Sunday, February 18, 2024

Pradipta Ray | Guy Next Door / 2015

when a gay ghost gets horny

by Douglas Messerli

 

Pradipta Ray (screenwriter and director) Guy Next Door / 2015 [9 minutes]

 

Indian director Pradipta Ray’s 2015 short film Guy Next Door is rather a meaningless ghost story in which evidently through the help of the internet the virtual becomes the actual, a least for a few moments, Grindr-like monikers such as “Guy Next Door” suddenly appearing at the door willing and ready for sex.

 

     Ray might have been able to take this trope and develop into a whole series of hunk-like figures called up through the click of the keyboard. Certainly, that what seems to happen to the lazy hero of this film Aditya (Aditya Joshi) who lays on the floor reading a book and drinking a beer when his computer calls out to him. Finally getting enough energy to check it out, he finds that the “Guy Next Door,” after evidently months of on-line chatter before a long silence (had he “ghosted” is correspondent), is ready to come or “cum” immediately, and appears at Aditya’s door in seconds after making his request. All Aditya had to do was close his eyes and count to ten.

       Aditya—hardly what you might describe as a handsome man—is delighted with his hairy-chested guest with dark glasses which he refuses to remove. For me the chucky guy also leaves something to be desired, but Aditya seems overjoyed and he quickly texts his friend that he’s found a “hottie.”

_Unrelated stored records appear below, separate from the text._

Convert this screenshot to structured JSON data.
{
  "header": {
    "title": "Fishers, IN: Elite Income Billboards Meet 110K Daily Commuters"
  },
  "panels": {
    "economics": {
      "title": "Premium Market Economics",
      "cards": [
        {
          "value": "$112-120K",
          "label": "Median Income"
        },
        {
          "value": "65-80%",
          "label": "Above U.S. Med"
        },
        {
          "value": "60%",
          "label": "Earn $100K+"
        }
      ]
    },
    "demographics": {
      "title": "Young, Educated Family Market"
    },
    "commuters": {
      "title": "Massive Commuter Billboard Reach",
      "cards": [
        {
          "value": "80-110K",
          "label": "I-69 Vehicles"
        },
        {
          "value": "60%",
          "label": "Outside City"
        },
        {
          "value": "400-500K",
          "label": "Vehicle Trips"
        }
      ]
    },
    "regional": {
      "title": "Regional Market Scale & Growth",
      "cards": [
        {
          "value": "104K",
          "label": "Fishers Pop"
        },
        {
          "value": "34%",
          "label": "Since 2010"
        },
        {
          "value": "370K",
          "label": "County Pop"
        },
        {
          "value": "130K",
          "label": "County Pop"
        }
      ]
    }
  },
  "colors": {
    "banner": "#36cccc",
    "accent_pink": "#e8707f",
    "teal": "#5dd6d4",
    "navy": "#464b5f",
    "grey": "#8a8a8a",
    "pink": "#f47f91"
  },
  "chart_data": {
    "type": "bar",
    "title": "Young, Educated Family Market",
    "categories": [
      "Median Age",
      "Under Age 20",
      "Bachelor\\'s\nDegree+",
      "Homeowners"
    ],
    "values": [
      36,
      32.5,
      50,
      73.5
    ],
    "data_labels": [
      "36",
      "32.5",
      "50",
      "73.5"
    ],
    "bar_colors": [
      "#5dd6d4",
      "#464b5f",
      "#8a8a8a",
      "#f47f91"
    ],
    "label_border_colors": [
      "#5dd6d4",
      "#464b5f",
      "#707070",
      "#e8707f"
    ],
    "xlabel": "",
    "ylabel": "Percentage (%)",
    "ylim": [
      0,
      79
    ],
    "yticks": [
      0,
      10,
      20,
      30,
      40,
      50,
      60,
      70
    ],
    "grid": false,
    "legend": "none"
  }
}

       They do indeed seem to have intense sex, with Aditya having his next-door friend’s hand print planted, like a Xeroxed hickey on his chest. We see, however, only the shadow of all this.

        And before we know it, the couple are through, the visitor visiting the bathroom. Aditya is overjoyed, particularly when it appears from new messages on his computer that the “guy next door” is ready for a second round. Even he is amazed by his fortitude and goes to the bathroom to tell him so; but there is no one there. No one in the bedroom. No one in his kitchen. Where has his phantom lover gone to?

        The hand-print is still there, so it couldn’t have been merely his imagination, but…. Don’t worry, Ray provides no answers. Virtual or real, Aditya has certainly enjoyed his Sunday afternoon.

        Now if only the couple had both been beautiful, and the camera had politely focused on their sexual activities. This could have been the start of something big, with the mysterious interloper popping up and over whenever either of them got an urge. Or maybe other computer monikers knocking at Aditya’s door, just itching to enjoy what he had to offer. A new ghost popping in for pleasure every week. With chance of AIDS, Covid or any other disease, it’s sure to be a hit!

         As it is, the artifact upon the screen of my computer had very little to offer.

 

Los Angeles, February 18, 2024

Reprinted from My Queer Cinema blog (February 2024).